Aterrizamos, por fin, en El Alto a las diez y pico de la noche y nos despedimos de Wilfredo antes de montarnos en dos radio-taxis que nos condujeron hasta la casa de Efraín y Gertrude. Jamás había sentido una conmoción tan fuerte como la que sufrí atravesando en el interior de un
vehículo
las calles de La Paz. La velocidad me sorprendía. Era como haber estado mucho tiempo en otro planeta y haber vuelto a la Tierra. Todo me parecía nuevo, extraño, rápido y demasiado ruidoso, y, además, hacía un frío seco e invernal al que ya no estaba acostumbrado.

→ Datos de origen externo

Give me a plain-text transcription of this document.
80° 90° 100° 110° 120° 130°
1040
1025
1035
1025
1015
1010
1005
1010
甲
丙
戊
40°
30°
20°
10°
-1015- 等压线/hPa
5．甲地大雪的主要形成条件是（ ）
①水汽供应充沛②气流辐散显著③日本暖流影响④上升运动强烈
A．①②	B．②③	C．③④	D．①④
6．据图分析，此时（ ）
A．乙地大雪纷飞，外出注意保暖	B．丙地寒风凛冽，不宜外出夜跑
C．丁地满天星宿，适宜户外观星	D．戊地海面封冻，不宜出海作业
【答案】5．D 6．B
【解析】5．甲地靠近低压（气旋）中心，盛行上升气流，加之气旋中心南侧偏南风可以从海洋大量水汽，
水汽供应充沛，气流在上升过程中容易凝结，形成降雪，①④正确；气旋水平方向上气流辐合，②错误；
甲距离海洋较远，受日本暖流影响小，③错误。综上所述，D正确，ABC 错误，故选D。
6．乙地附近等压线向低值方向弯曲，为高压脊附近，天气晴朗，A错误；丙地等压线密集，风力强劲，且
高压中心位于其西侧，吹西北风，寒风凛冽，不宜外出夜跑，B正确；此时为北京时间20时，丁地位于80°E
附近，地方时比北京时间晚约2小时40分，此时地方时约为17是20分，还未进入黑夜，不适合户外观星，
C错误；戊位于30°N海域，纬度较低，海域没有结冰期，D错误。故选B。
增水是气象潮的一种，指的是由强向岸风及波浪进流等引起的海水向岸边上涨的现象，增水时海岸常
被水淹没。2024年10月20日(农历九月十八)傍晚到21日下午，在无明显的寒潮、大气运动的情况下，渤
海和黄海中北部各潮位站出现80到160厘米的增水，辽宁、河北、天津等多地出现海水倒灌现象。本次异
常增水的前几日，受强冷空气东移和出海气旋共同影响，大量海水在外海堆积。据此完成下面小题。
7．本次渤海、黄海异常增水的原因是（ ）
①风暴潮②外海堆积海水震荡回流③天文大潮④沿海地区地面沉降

Gertrude y Efraín se acercaron hasta el domicilio de unos vecinos que tenían una copia de las llaves de su casa por si ocurría algo. Con ellas abrieron la puerta y sólo entonces, allí, comprendimos que habíamos regresado de verdad. Nos mirábamos y sonreíamos sin decir nada, tan perplejos como un grupo de críos en su primer día de colegio. Las maletas de Marc y Lola y las mías estaban en el cuarto de invitados, de modo que nos duchamos, nos pusimos nuestras propias ropas, nos sentamos en sillas normales en torno a la mesa del comedor y, usando platos, cubiertos y servilletas, tomamos una magnífica cena que nos trajeron desde un restaurante cercano. Luego, aún algo atontados por el cambio, encendimos el televisor y nos quedamos pasmados contemplando las imágenes que salían en la pantalla y escuchando las voces y la música. Todo seguía siendo muy raro pero lo que a mí más me sorprendía era ver a los otros bien peinados, con las manos y las uñas aseadas y vestidos con pantalones largos, faldas, blusas y jerseys limpios y sin desgarrones. Parecían distintos.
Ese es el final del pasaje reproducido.